What are examples of chemical barriers in the first line of defense?

• Acidic pH (stomach, sweat, vaginal secretions) kills microbes

• Lysozyme (in tears, saliva, mucus) breaks bacterial cell walls

• Sebum and sweat have antimicrobial substances

What is an example of a biological barrier?

Normal flora (beneficial microbes) that compete with harmful bacteria for space and nutrients.

What’s an easy way to remember the first line of defense?

Think “Physical, Chemical, Biological” = Skin, Secretions, Symbiotic bacteria — your body’s first wall of defense.

What does lymph collect as it drains from tissues?

It picks up bits of bacteria, viruses, toxins, damaged cells, and sometimes cancer cells — giving a “snapshot” of what’s happening in tissues.

Where does lymph flow for immune monitoring?

Through lymph nodes, which act as immune checkpoints containing lymphocytes (B & T cells) and macrophages that inspect the lymph.

How do immune cells monitor lymph inside lymph nodes?

• Macrophages filter and destroy debris/pathogens.

• Dendritic cells present antigens to T cells.

• B cells can become activated to make antibodies.

What happens if lymph contains harmful substances?

Immune cells multiply and launch an immune response, causing lymph nodes to swell as they fight infection.

Why do lymph nodes swell during infection?

Because immune cells inside are rapidly dividing and fighting pathogens — the nodes are “working overtime.

Where do all white blood cells start out?

All immune cells begin in the bone marrow and then circulate through the bloodstream to patrol for threats.

What triggers immune cells to leave the bloodstream and enter tissues?

Infection or tissue damage releases chemical signals (like histamine and cytokines) that attract immune cells to the site.

What is the process of white blood cells moving from the bloodstream into tissues called?

Diapedesis (or extravasation)

What do immune cells do once they enter the tissues?

They fight infection — neutrophils and macrophages phagocytose invaders, dendritic cells collect antigens, and lymphocytes launch adaptive responses.

Next — Adaptive immunity (T & B cells)

• T cells → activated by antigens presented by dendritic cells in lymph nodes; then migrate to tissues to kill infected cells or help B cells.

• B cells → activated by helper T cells in lymph nodes; then become plasma cells that secrete antibodies targeting the pathogen.

What’s an easy way to remember where immune cells go?

Born in bone, patrol in blood, fight in tissues.”

Do antibodies engulf antigens? How do antibodies, phagocytes, and antigens interact in the immune response?

• Antibodies (Immunoglobulins):

  • Proteins produced by B cells (a type of lymphocyte).

  • Bind specifically to antigens on pathogens.

  • Neutralize toxins or viruses by blocking their activity.

  • Tag pathogens for destruction (opsonization), making it easier for phagocytes to act.

• Phagocytes (e.g., macrophages, neutrophils):

  • White blood cells that engulf and digest pathogens.

• Key distinction:

  • Antibodies do NOT engulf antigens. They act as markers that help phagocytes recognize and destroy invaders.
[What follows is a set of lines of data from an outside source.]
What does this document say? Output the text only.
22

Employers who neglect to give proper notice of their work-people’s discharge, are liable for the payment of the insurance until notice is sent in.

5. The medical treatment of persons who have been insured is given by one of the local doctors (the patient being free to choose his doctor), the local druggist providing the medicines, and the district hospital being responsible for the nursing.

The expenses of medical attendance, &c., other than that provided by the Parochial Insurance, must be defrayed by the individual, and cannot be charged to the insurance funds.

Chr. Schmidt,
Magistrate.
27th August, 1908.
✅ Analogy: Antibodies = flags marking the enemy; phagocytes = cleanup crew that swallows and digests the marked pathogens.
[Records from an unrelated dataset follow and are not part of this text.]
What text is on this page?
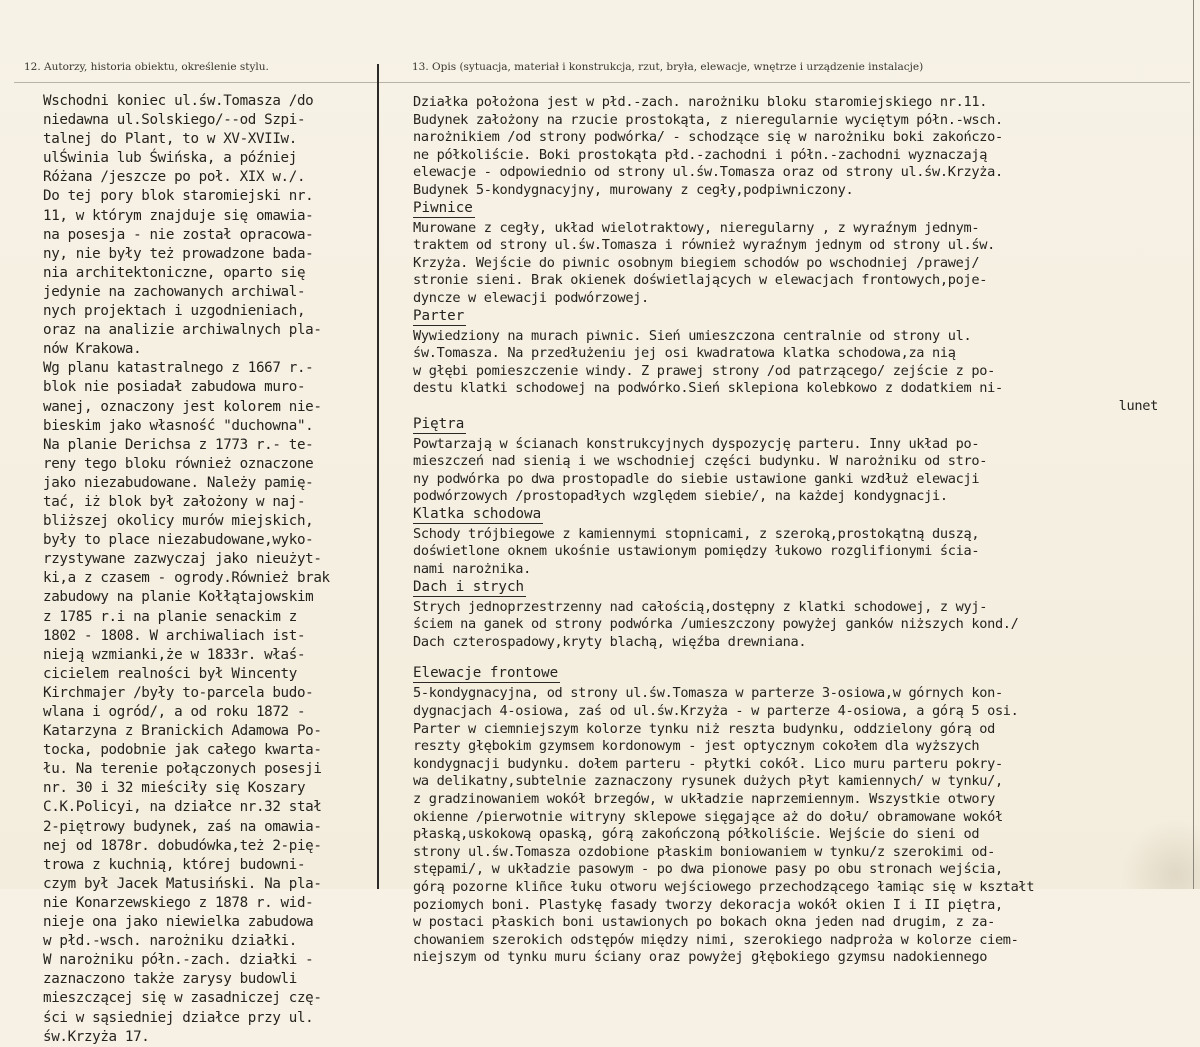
12. Autorzy, historia obiektu, określenie stylu.	13. Opis (sytuacja, materiał i konstrukcja, rzut, bryła, elewacje, wnętrze i urządzenie instalacje)
Wschodni koniec ul.św.Tomasza /do
niedawna ul.Solskiego/--od Szpi-
talnej do Plant, to w XV-XVIIw.
ulŚwinia lub Świńska, a później
Różana /jeszcze po poł. XIX w./.
Do tej pory blok staromiejski nr.
11, w którym znajduje się omawia-
na posesja - nie został opracowa-
ny, nie były też prowadzone bada-
nia architektoniczne, oparto się
jedynie na zachowanych archiwal-
nych projektach i uzgodnieniach,
oraz na analizie archiwalnych pla-
nów Krakowa.
Wg planu katastralnego z 1667 r.-
blok nie posiadał zabudowa muro-
wanej, oznaczony jest kolorem nie-
bieskim jako własność "duchowna".
Na planie Derichsa z 1773 r.- te-
reny tego bloku również oznaczone
jako niezabudowane. Należy pamię-
tać, iż blok był założony w naj-
bliższej okolicy murów miejskich,
były to place niezabudowane,wyko-
rzystywane zazwyczaj jako nieużyt-
ki,a z czasem - ogrody.Również brak
zabudowy na planie Kołłątajowskim
z 1785 r.i na planie senackim z
1802 - 1808. W archiwaliach ist-
nieją wzmianki,że w 1833r. właś-
cicielem realności był Wincenty
Kirchmajer /były to-parcela budo-
wlana i ogród/, a od roku 1872 -
Katarzyna z Branickich Adamowa Po-
tocka, podobnie jak całego kwarta-
łu. Na terenie połączonych posesji
nr. 30 i 32 mieściły się Koszary
C.K.Policyi, na działce nr.32 stał
2-piętrowy budynek, zaś na omawia-
nej od 1878r. dobudówka,też 2-pię-
trowa z kuchnią, której budowni-
czym był Jacek Matusiński. Na pla-
nie Konarzewskiego z 1878 r. wid-
nieje ona jako niewielka zabudowa
w płd.-wsch. narożniku działki.
W narożniku półn.-zach. działki -
zaznaczono także zarysy budowli
mieszczącej się w zasadniczej czę-
ści w sąsiedniej działce przy ul.
św.Krzyża 17.
Działka położona jest w płd.-zach. narożniku bloku staromiejskiego nr.11.
Budynek założony na rzucie prostokąta, z nieregularnie wyciętym półn.-wsch.
narożnikiem /od strony podwórka/ - schodzące się w narożniku boki zakończo-
ne półkoliście. Boki prostokąta płd.-zachodni i półn.-zachodni wyznaczają
elewacje - odpowiednio od strony ul.św.Tomasza oraz od strony ul.św.Krzyża.
Budynek 5-kondygnacyjny, murowany z cegły,podpiwniczony.
Piwnice
Murowane z cegły, układ wielotraktowy, nieregularny , z wyraźnym jednym-
traktem od strony ul.św.Tomasza i również wyraźnym jednym od strony ul.św.
Krzyża. Wejście do piwnic osobnym biegiem schodów po wschodniej /prawej/
stronie sieni. Brak okienek doświetlających w elewacjach frontowych,poje-
dyncze w elewacji podwórzowej.
Parter
Wywiedziony na murach piwnic. Sień umieszczona centralnie od strony ul.
św.Tomasza. Na przedłużeniu jej osi kwadratowa klatka schodowa,za nią
w głębi pomieszczenie windy. Z prawej strony /od patrzącego/ zejście z po-
destu klatki schodowej na podwórko.Sień sklepiona kolebkowo z dodatkiem ni-
lunet
Piętra
Powtarzają w ścianach konstrukcyjnych dyspozycję parteru. Inny układ po-
mieszczeń nad sienią i we wschodniej części budynku. W narożniku od stro-
ny podwórka po dwa prostopadle do siebie ustawione ganki wzdłuż elewacji
podwórzowych /prostopadłych względem siebie/, na każdej kondygnacji.
Klatka schodowa
Schody trójbiegowe z kamiennymi stopnicami, z szeroką,prostokątną duszą,
doświetlone oknem ukośnie ustawionym pomiędzy łukowo rozglifionymi ścia-
nami narożnika.
Dach i strych
Strych jednoprzestrzenny nad całością,dostępny z klatki schodowej, z wyj-
ściem na ganek od strony podwórka /umieszczony powyżej ganków niższych kond./
Dach czterospadowy,kryty blachą, więźba drewniana.
Elewacje frontowe
5-kondygnacyjna, od strony ul.św.Tomasza w parterze 3-osiowa,w górnych kon-
dygnacjach 4-osiowa, zaś od ul.św.Krzyża - w parterze 4-osiowa, a górą 5 osi.
Parter w ciemniejszym kolorze tynku niż reszta budynku, oddzielony górą od
reszty głębokim gzymsem kordonowym - jest optycznym cokołem dla wyższych
kondygnacji budynku. dołem parteru - płytki cokół. Lico muru parteru pokry-
wa delikatny,subtelnie zaznaczony rysunek dużych płyt kamiennych/ w tynku/,
z gradzinowaniem wokół brzegów, w układzie naprzemiennym. Wszystkie otwory
okienne /pierwotnie witryny sklepowe sięgające aż do dołu/ obramowane wokół
płaską,uskokową opaską, górą zakończoną półkoliście. Wejście do sieni od
strony ul.św.Tomasza ozdobione płaskim boniowaniem w tynku/z szerokimi od-
stępami/, w układzie pasowym - po dwa pionowe pasy po obu stronach wejścia,
górą pozorne kliñce łuku otworu wejściowego przechodzącego łamiąc się w kształt
poziomych boni. Plastykę fasady tworzy dekoracja wokół okien I i II piętra,
w postaci płaskich boni ustawionych po bokach okna jeden nad drugim, z za-
chowaniem szerokich odstępów między nimi, szerokiego nadproża w kolorze ciem-
niejszym od tynku muru ściany oraz powyżej głębokiego gzymsu nadokiennego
How do T cells help B cells make antibodies?

1. B cell finds an antigen and shows it on its surface (MHC II).

2. Helper T cell sees the antigen and sends signals (cytokines) to the B cell.

3. B cell turns into:

   • Plasma cell → makes antibodies

   • Memory B cell → remembers the antigen for next time

✅ Pathway: Pathogen → Dendritic cell → Helper T cell → B cell → Antibodies

How do B cells find antigens, and what role do T cells play in antibody production?

• B cells recognize antigens directly using B cell receptors (BCRs) on their surface.

• After binding, the B cell processes the antigen and displays it on MHC II.

• Helper T cells, activated by dendritic cells presenting the same antigen, provide cytokines and co-stimulatory signals to fully activate the B cell.

• The B cell then differentiates into:

  • Plasma cells → produce antibodies

  • Memory B cells → long-term immunity

✅ Analogy:

• B cells = detectives who find the suspect (antigen).

• T cells = backup officers who give the detectives the green light and extra tools to catch the suspect efficiently.